How many of the icons on a Rev (or PhotoShop or whatever) palette or 
menuBar did you understand the first time you looked at the app?  Want 
to picture a palette where all choices are text...in German?   (Sorry 
to be stereotypic, but when I think of translations that expand the 
number of characters, German comes to mind)

And what do you do when you have a one-character column whose title is 
15 characters?  Do you give up 14 characters of table space and display 
the full heading; or do you abbreviate the label or use a shorter, but 
slightly different, word?  Once you start abbreviating or substituting 
a word with a slightly different meaning when adding support for a new 
language, you have no more uniformity of understanding than you would 
have with icons.

>> And using icons as label fields and column headings has a MAJOR 
>> advantage over text: they remain the same size regardless of the the 
>> language.  So if one is translating an application from French to 
>> German, for example, one need not be concerned whether the German 
>> label text takes up more field space than the same text in French.
>
> The major advantage is only to the programmer - not a good substitute 
> for proper internationalization. And tool-tips, though they have their 
> uses, really don't cut it - if the user can't fathom what what the 
> un-captioned little pictures mean (either because of cultural 
> differences, or because of poor choices by the programmer), then she 
> has to hover her mouse over each icon until she finds the one she 
> wants. Captions, in the users own language, are incomparably better.
>

If an application can be modified and translated into other languages 
more quickly, and maintained in a single source code, I say the user 
benefits as much or more than the programmer.    Not only will 
upgrades, fixes, and support for new languages come more quickly, but 
less (or no) programming time and expense is spent in duplicating the 
same logic in different sized fields for different languages.   And 
often, depending on the data displayed, one can use one screen shot for 
documentation in all languages the app supports.

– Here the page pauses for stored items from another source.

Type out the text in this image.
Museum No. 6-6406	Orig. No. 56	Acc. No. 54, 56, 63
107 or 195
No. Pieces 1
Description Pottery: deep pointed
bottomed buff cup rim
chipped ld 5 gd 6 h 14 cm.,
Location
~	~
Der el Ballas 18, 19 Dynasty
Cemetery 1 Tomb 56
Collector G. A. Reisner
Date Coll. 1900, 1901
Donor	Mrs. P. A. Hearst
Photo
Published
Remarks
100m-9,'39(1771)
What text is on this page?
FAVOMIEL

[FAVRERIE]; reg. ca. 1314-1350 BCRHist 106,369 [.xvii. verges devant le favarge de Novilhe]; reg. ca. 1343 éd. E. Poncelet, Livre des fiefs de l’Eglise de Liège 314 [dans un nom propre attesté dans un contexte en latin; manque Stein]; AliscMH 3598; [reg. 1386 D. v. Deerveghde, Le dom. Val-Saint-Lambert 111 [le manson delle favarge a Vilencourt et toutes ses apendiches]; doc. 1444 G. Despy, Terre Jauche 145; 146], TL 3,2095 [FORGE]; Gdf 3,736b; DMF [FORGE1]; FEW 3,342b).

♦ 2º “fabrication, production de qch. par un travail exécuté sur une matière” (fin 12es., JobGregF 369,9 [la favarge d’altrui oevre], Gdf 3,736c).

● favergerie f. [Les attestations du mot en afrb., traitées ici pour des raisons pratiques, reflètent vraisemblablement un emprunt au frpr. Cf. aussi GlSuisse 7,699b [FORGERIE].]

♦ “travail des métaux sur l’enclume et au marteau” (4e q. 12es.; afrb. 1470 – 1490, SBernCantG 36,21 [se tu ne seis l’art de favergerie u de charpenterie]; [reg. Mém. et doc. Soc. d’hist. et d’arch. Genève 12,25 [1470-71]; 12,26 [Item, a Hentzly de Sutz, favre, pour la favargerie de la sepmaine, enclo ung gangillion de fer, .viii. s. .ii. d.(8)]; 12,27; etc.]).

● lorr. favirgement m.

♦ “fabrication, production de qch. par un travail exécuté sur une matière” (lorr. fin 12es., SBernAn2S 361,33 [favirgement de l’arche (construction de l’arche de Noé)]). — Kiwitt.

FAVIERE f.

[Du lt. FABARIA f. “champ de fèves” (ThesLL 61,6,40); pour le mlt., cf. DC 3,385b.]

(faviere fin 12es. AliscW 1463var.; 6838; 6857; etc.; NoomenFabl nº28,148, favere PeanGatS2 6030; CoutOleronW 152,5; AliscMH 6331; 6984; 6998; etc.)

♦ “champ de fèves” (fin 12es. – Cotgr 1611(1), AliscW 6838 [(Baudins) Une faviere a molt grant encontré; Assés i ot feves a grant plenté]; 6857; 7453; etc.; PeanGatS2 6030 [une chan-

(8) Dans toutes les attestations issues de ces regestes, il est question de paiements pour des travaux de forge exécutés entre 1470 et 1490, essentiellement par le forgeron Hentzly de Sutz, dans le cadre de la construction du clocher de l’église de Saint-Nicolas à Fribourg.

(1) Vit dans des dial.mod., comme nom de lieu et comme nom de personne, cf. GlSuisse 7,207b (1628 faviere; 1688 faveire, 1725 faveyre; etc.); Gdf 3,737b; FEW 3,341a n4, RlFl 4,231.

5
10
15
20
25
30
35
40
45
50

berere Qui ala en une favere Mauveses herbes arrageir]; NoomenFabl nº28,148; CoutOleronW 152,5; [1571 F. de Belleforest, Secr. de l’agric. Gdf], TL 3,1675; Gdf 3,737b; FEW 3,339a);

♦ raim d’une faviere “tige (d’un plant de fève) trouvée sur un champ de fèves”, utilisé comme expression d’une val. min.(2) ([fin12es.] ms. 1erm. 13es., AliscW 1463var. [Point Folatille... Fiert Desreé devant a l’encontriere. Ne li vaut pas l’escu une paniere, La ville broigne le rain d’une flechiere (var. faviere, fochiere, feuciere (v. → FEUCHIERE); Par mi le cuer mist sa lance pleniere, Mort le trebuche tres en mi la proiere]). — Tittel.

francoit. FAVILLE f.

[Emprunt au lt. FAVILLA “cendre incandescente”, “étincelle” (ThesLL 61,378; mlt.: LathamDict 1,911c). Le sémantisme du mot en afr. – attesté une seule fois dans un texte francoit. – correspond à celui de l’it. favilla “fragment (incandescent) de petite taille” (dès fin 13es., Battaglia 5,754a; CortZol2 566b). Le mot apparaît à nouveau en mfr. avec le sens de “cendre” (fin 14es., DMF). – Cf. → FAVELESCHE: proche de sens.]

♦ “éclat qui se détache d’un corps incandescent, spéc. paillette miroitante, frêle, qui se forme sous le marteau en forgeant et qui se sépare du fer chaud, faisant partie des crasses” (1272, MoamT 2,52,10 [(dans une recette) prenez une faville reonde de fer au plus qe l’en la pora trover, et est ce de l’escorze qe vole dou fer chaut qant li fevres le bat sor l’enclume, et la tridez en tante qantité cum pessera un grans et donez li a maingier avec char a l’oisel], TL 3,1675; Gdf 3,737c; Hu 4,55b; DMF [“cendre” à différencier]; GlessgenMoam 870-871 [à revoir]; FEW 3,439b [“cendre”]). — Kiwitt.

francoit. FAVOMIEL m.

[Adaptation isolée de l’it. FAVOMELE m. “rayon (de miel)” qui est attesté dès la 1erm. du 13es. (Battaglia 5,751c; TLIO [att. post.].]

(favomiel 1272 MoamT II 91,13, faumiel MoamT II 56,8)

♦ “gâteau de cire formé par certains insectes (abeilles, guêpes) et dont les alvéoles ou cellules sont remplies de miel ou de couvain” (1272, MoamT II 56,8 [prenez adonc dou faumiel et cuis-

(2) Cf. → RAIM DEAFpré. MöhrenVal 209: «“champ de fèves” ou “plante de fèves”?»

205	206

> It seems to me that pictures are great where one can assume a shared 
> frame of reference (nearly everyone knows about trains, and trains 
> tend to look quite alike everywhere), but when striving for clarity in 
> a UI, I think it's essential to remember that humans tend to use 
> language, far more than anything else, for the purpose of 
> communicating information effectively.
>

I think you underestimate the importance of non-textual communication, 
and that recent List discussions re the difficulty of understanding 
another person's intention or meaning based on text alone bear that 
out.  In my early programming career I worked with text--and nothing 
but text.  FORTRAN, PL/1, and other early languages had no support for 
images, sounds (beyond beep), animations or color.  Since my first 
experience with HyperCard, my quest has been to find ways to engage the 
user via as many of his/her senses I can reach as a programmer.

> Why abandon language, when it's so much more clear and efficient than 
> just about anything else?
>

One does not abandon language by replacing label text with 
icons...especially if the icons have toolTips.  In essence, the textual 
labels become toolTips; so the icons add to the total experience, not 
replace it.

Rob Cozens
CCW, Serendipity Software Company

"And I, which was two fooles, do so grow three;
Who are a little wise, the best fooles bee."